Primeiras 5 instâncias de y_train:
0             ON TASK OUT
1                 ON TASK
2                 ON TASK
3    ON TASK CONVERSATION
4             ON TASK OUT
Name: comportamento, dtype: object

Primeiras 5 instâncias de y_test:
8         ON TASK
9     ON TASK OUT
15    ON TASK OUT
16       OFF TASK
24      ON SYSTEM
Name: comportamento, dtype: object


## Encoding variables

### Encoding true labels (y)

In [13]:
import importlib
from core.preprocessors import column_selector, data_encoder
from behavior import behavior_data_encoder

# Recarregar o módulo para garantir que as alterações sejam aplicadas
importlib.reload(column_selector)
importlib.reload(data_encoder)
importlib.reload(behavior_data_encoder)

<module 'behavior.behavior_data_encoder' from '/Users/patricia/Documents/code/python-code/behavior-detection/src/behavior/behavior_data_encoder.py'>

In [14]:
# Encoding y_train and y_test
from behavior.behavior_data_encoder import BehaviorDataEncoder

# Codificar y_train
y_train = BehaviorDataEncoder.encode_y(y_train)

# Codificar y_test
y_test = BehaviorDataEncoder.encode_y(y_test)

### Encoding features (X)

In [15]:
# Pré-processar X_train
X_encoder = BehaviorDataEncoder(num_classes=5)
X_encoder.fit(X_train)

X_train = X_encoder.transform(X_train)

# Pré-processar X_test usando o mesmo preprocessor
X_test = X_encoder.transform(X_test)

In [16]:
print(X_test.shape)
print(X_test.head(10))

(195, 0)
Empty DataFrame
Columns: []
Index: [8, 9, 15, 16, 24, 25, 26, 27, 28, 39]


# Balanceamento dos dados

In [17]:
from core.preprocessors.data_balancer import DataBalancer

data_balancer = DataBalancer()
X_train, y_train = data_balancer.apply_smote(X_train, y_train)

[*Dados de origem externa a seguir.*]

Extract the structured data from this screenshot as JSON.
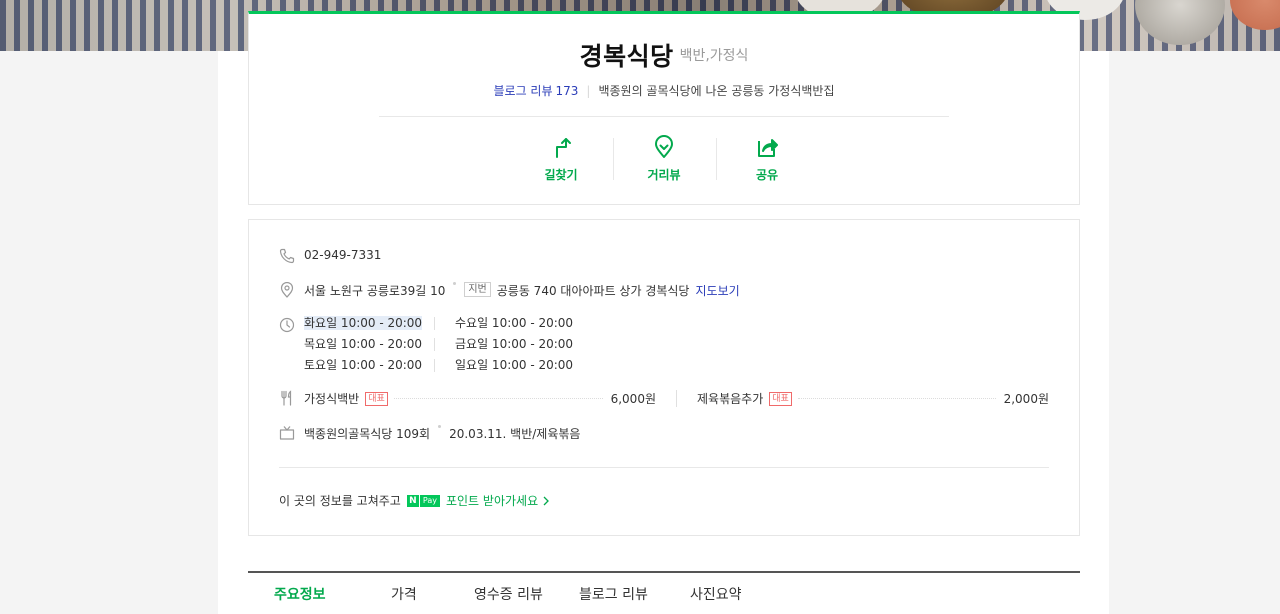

ValueError: at least one array or dtype is required

In [None]:
from collections import Counter

print(f"Resampled dataset shape: {Counter(y_train)}")

# Treinamento dos Modelos

## Definindo parametros

In [19]:
# Definir quais modelos e seletores utilizar
selected_models = [ # None to use all models
    # 'Logistic Regression',
    'Decision Tree',
    # 'Random Forest',
    # 'Gradient Boosting',
    # 'SVM',
    # 'KNN',
    # 'XGBoost'
]
selected_selectors = ['pca']

cv = 5  # Number of folds in the cross-validation
n_iter = 100
n_jobs = 4  # Number of processors to be used in the execution: -1 to use all processors

# Choose a scoring metric
scoring_metric = 'balanced_accuracy'  # Possible values: 'f1_macro', 'balanced_accuracy', 'roc_auc_ovr', etc.

## Usando Otimização Bayesiana (BayesSearchCV)

In [28]:
from core.training.skopt_bayesian_optimization_training import SkoptBayesianOptimizationTraining

training = SkoptBayesianOptimizationTraining()

#### Executar o treinamento
trained_models = training.train_model(
    X_train=X_train,
    y_train=y_train,
    selected_models=selected_models,
    selected_selectors=selected_selectors,
    n_iter=n_iter,
    cv=cv,
    scoring=scoring_metric,
    n_jobs=n_jobs
)

#### Exemplo de acesso aos modelos treinados
for model_key, model_info in trained_models.items():
    print(f"Modelo: {model_key}")
    print(f"Melhores Hiperparâmetros: {model_info['hyperparameters']}")
    print(f"Resultado CV: {model_info['cv_result']}\n") 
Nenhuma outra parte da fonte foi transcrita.